И он ответил. Не сразу, но ответил. Беззвучно, но совершенно понятно. Да, он меня слышал, он знал, кто я, и знал, что я не одна.
— Это друг, — прошептала я. — Не бойся его. Я же сказала, что вернусь.
Томми стоял в проеме двери, бледный, точно увидел привидение.
— Ты была права, — сказал он, тоже почему-то шепотом. — Я слышу его, Нелла. Он разговаривает с нами…
Я осматривала израненное тело и думала, что никогда и никому не смогу объяснить, как это может быть. Никогда и никто не поймет, как можно разговаривать без слов и даже без звуков. И я не понимаю, и все же это так. Невероятное существо ясно дало нам понять, что оно думает. И это вовсе не мое воображение — Томми услышал его так же ясно, как и я.
— Это мазь для обработки ран, — Томми показал мне на большой тюбик, — бактерицидная… или как там она называется. Фермеры ей пользуются, когда у коров воспаляется вымя…
Хотел еще что-то сказать, но покачал головой и сделал шаг вперед.
— Хорошо, начнем с этого.
— Сначала же надо их промыть, — сказал он. — Раны надо промыть. Вода есть. И хорошо бы найти мыло…
Он все еще не решался подойти ближе чем на пару метров.
— Он тебя не тронет, — заверила я его. — Он знает, кто друг, а кто враг. И посмотри на него… Что он может сделать? Связанный, израненный, в лихорадке…
Томми опять покачал головой и присел рядом на корточки.
Мы работали больше часа. Промыли раны и обработали мазью. Повсюду, по всему его огромному телу, были порезы и ушибы. Голова размозжена еще в одном месте. Наверное, это когда кто-то из братьев Томми бил его домкратом. Человек никогда бы не выжил. Да и зверь, пожалуй. Но здесь мы имели дело с чем-то другим. Конечно, ему было больно, но боль словно бы его и не беспокоила. Хуже с температурой. Он знал и дал нам понять: чтобы выжить, он должен справиться с лихорадкой.
Мы промыли рану в щеке, я осторожно срезала ножом почерневшие края и обработала аптекарским спиртом и мазью. Томми сказал, что надо остановить гниение, иначе оно распространится дальше.
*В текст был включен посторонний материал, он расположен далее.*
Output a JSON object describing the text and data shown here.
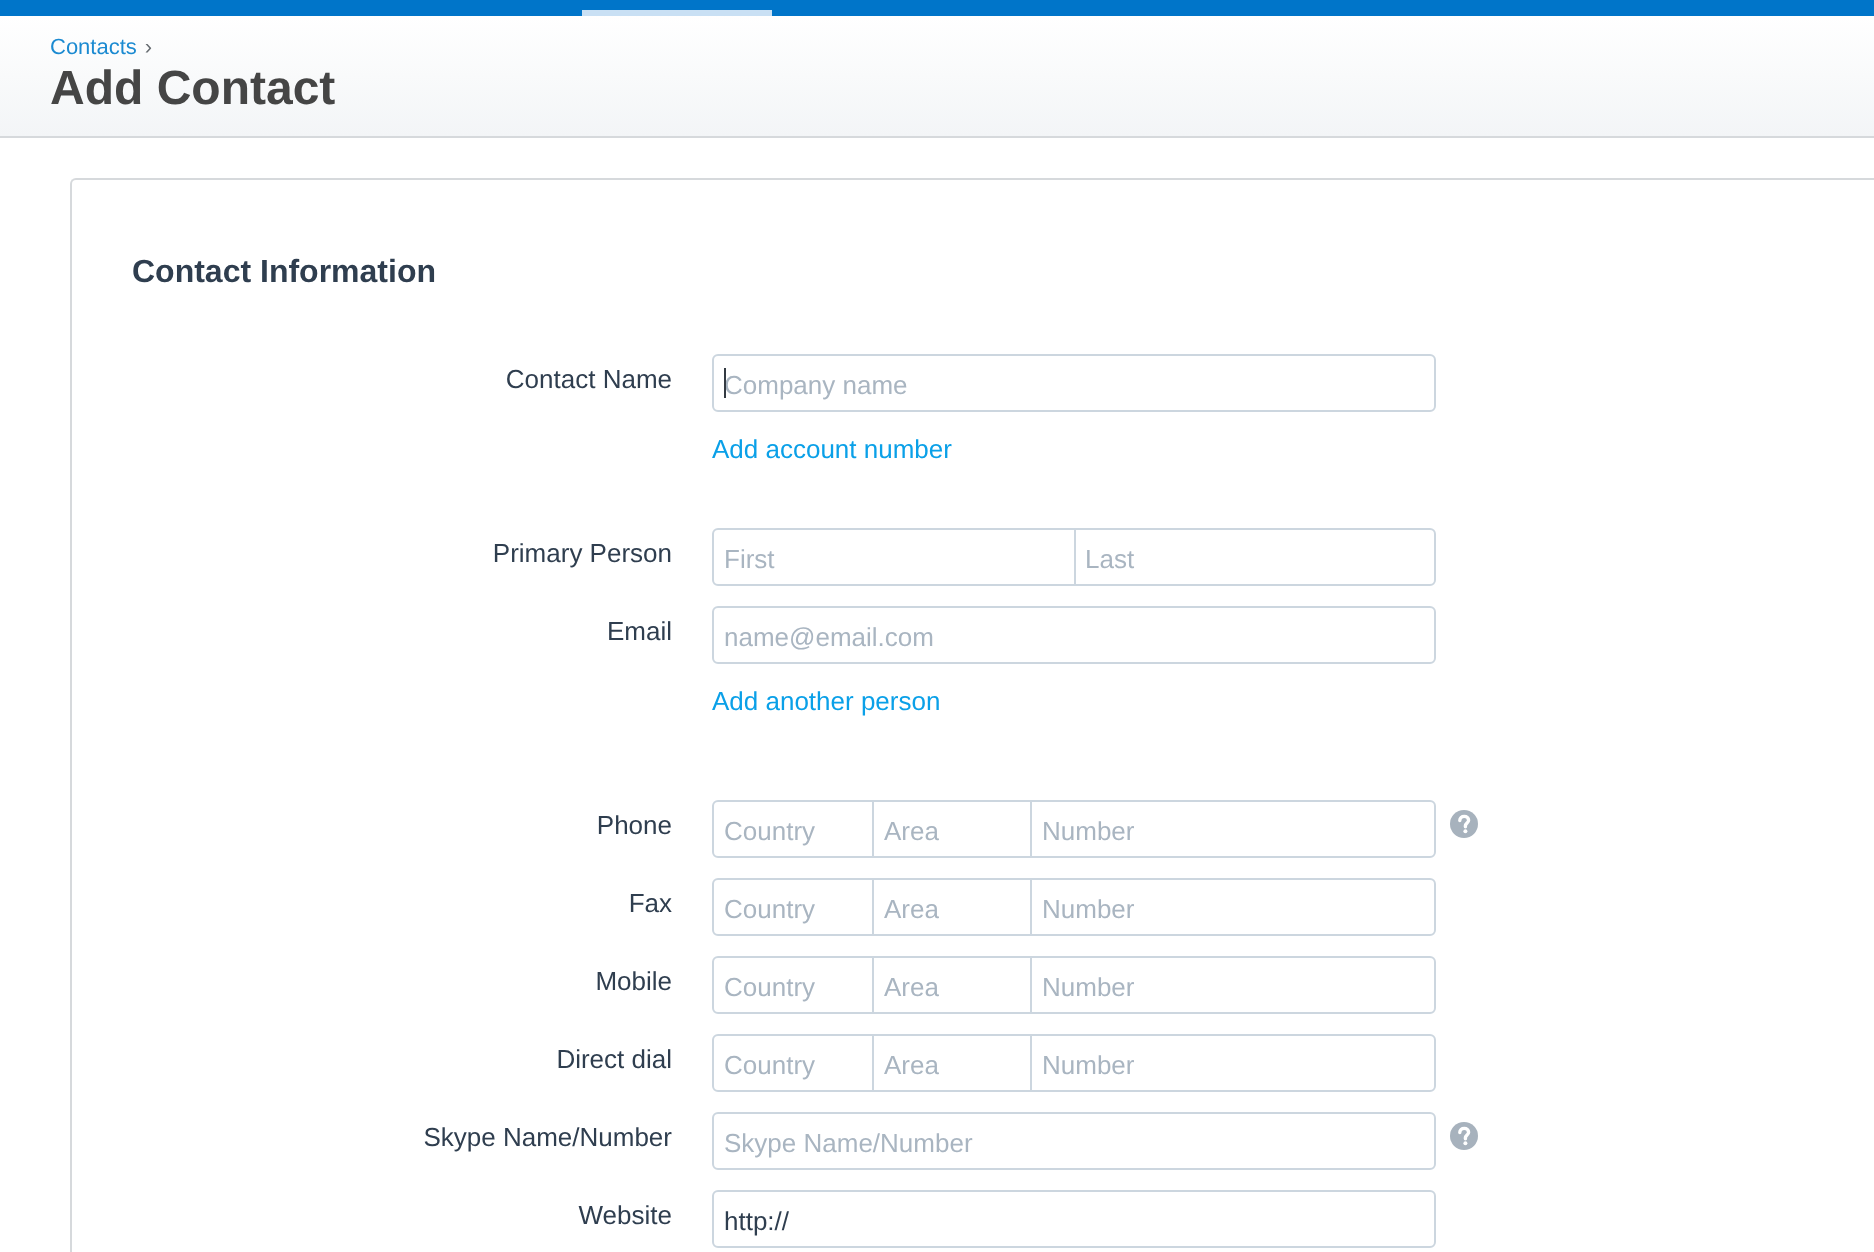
{
  "breadcrumb": {
    "items": [
      {
        "label": "Contacts"
      }
    ],
    "separator": "›"
  },
  "page_title": "Add Contact",
  "section": {
    "title": "Contact Information",
    "groups": [
      {
        "rows": [
          {
            "kind": "single",
            "label": "Contact Name",
            "help": false,
            "fields": [
              {
                "placeholder": "Company name",
                "focused": true
              }
            ]
          }
        ],
        "link": "Add account number"
      },
      {
        "rows": [
          {
            "kind": "name",
            "label": "Primary Person",
            "help": false,
            "fields": [
              {
                "placeholder": "First",
                "focused": false
              },
              {
                "placeholder": "Last",
                "focused": false
              }
            ]
          },
          {
            "kind": "single",
            "label": "Email",
            "help": false,
            "fields": [
              {
                "placeholder": "name@email.com",
                "focused": false
              }
            ]
          }
        ],
        "link": "Add another person"
      },
      {
        "rows": [
          {
            "kind": "phone",
            "label": "Phone",
            "help": true,
            "fields": [
              {
                "placeholder": "Country",
                "focused": false
              },
              {
                "placeholder": "Area",
                "focused": false
              },
              {
                "placeholder": "Number",
                "focused": false
              }
            ]
          },
          {
            "kind": "phone",
            "label": "Fax",
            "help": false,
            "fields": [
              {
                "placeholder": "Country",
                "focused": false
              },
              {
                "placeholder": "Area",
                "focused": false
              },
              {
                "placeholder": "Number",
                "focused": false
              }
            ]
          },
          {
            "kind": "phone",
            "label": "Mobile",
            "help": false,
            "fields": [
              {
                "placeholder": "Country",
                "focused": false
              },
              {
                "placeholder": "Area",
                "focused": false
              },
              {
                "placeholder": "Number",
                "focused": false
              }
            ]
          },
          {
            "kind": "phone",
            "label": "Direct dial",
            "help": false,
            "fields": [
              {
                "placeholder": "Country",
                "focused": false
              },
              {
                "placeholder": "Area",
                "focused": false
              },
              {
                "placeholder": "Number",
                "focused": false
              }
            ]
          },
          {
            "kind": "single",
            "label": "Skype Name/Number",
            "help": true,
            "fields": [
              {
                "placeholder": "Skype Name/Number",
                "focused": false
              }
            ]
          },
          {
            "kind": "single",
            "label": "Website",
            "help": false,
            "fields": [
              {
                "value": "http://",
                "focused": false
              }
            ]
          }
        ]
      }
    ]
  }
}
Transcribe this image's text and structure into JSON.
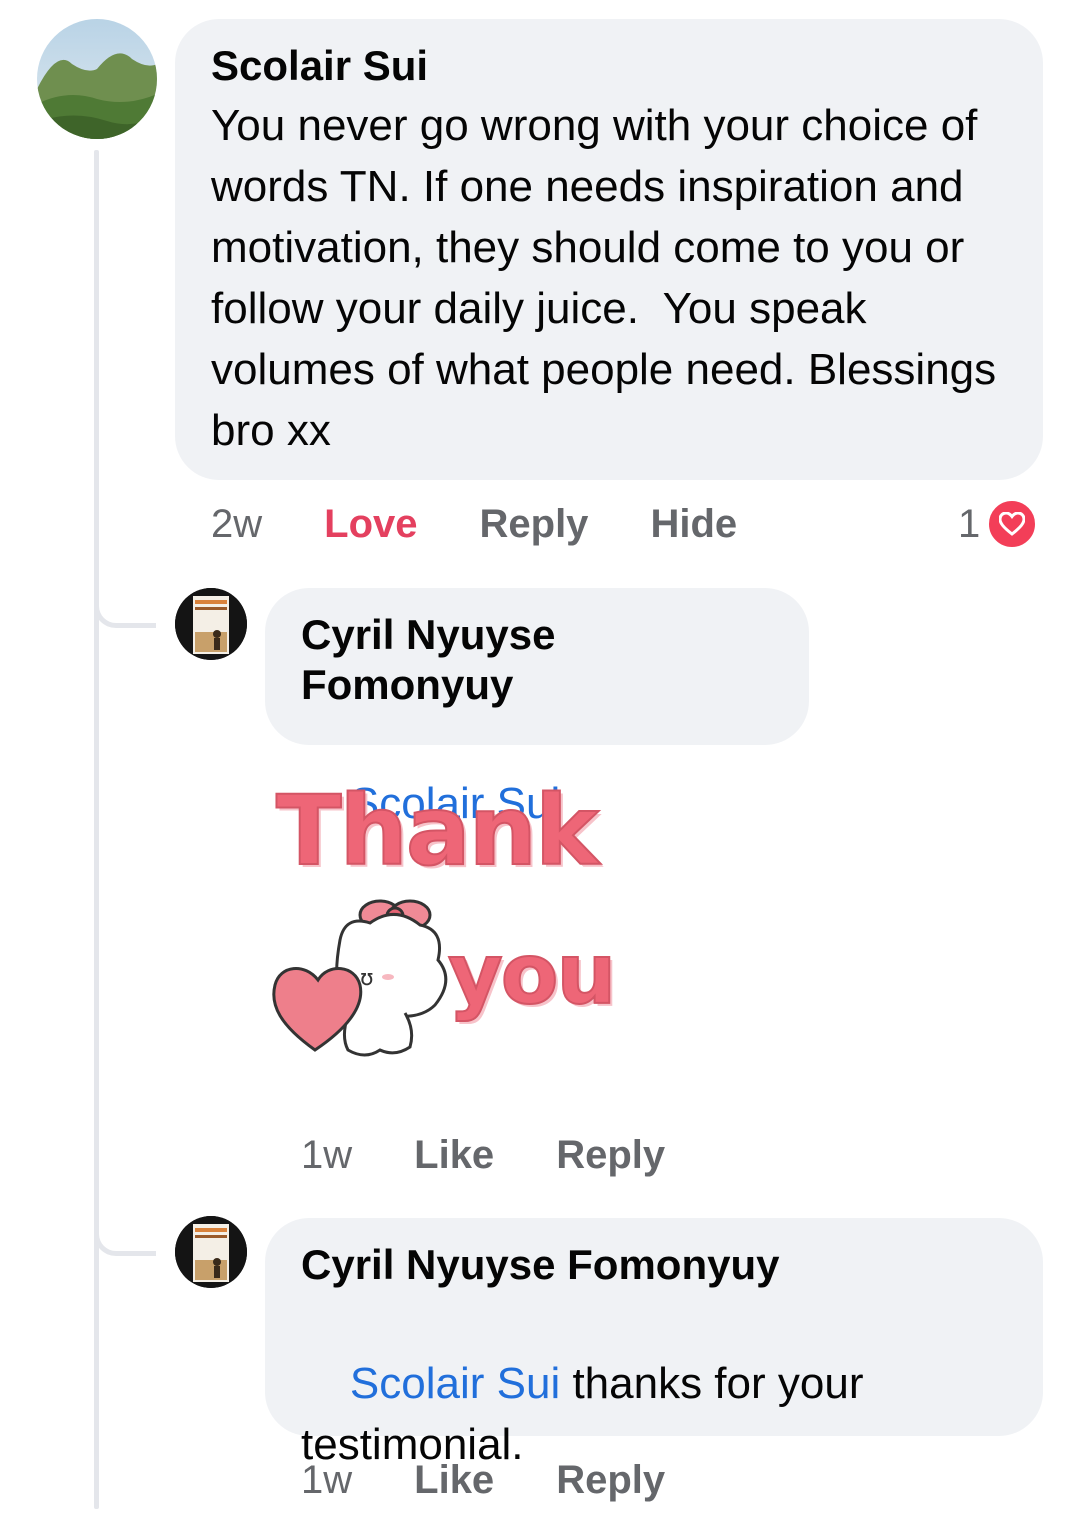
{
  "comment": {
    "author": "Scolair Sui",
    "text": "You never go wrong with your choice of words TN. If one needs inspiration and motivation, they should come to you or follow your daily juice.  You speak volumes of what people need. Blessings bro xx",
    "time": "2w",
    "actions": {
      "love": "Love",
      "reply": "Reply",
      "hide": "Hide"
    },
    "reaction_count": "1",
    "reaction_icon": "heart-icon"
  },
  "replies": [
    {
      "author": "Cyril Nyuyse Fomonyuy",
      "mention": "Scolair Sui",
      "text": "",
      "sticker": {
        "line1": "Thank",
        "line2": "you"
      },
      "time": "1w",
      "like": "Like",
      "reply": "Reply"
    },
    {
      "author": "Cyril Nyuyse Fomonyuy",
      "mention": "Scolair Sui",
      "text": " thanks for your testimonial.",
      "time": "1w",
      "like": "Like",
      "reply": "Reply"
    }
  ],
  "colors": {
    "bubble": "#f0f2f5",
    "mention": "#216fdb",
    "love": "#e4405f",
    "meta": "#65676b",
    "thread_line": "#e4e6eb"
  }
}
Было очень странно дотрагиваться до его тела. Грубая кожа, как у кита или дельфина. Мощные, упругие мускулы — настоящий зверь и в то же время человек… Он позволил нам до него дотрагиваться, мне казалось это высшей милостью. Пока мы с ним возились, он был с нами, мы слышали… я даже не знаю, как объяснить, мы слышали какую-то мелодию… даже не слышали, а ощущали — прекрасную мелодию, полную благодарности и покоя, он словно впустил нас в свой внутренний мир и все время убеждал, что он нам верит, чтобы мы его не боялись. Он старался понять, где находится, в какой странный и жуткий мир попал, и будто спрашивал, как ему вернуться назад, в свою привычную, темную и влажную стихию. Иногда поток мыслей прерывался, он впадал в забытье, и только изредка огромное тело его вздрагивало — так вздрагивают дети во сне.
Он приоткрыл рот и высунул язык — захотел пить, и мы направили струйку воды из шланга ему в рот, но, когда Томми принес из кухни рыбу, водяной отвернулся. Я слишком слаб, услышали мы.
Я вышла пописать и задумалась. Что делать дальше? Раньше я почему-то не думала об этом — главное было проникнуть на звероферму и попытаться помочь водяному. Со временем мы обязательно выведем его отсюда, но пока это невозможно, он сам сказал, что слишком слаб, и потом, нам нужен инструмент, чтобы снять наручники, открыть замок на цепи… а как мы его перенесем? И куда?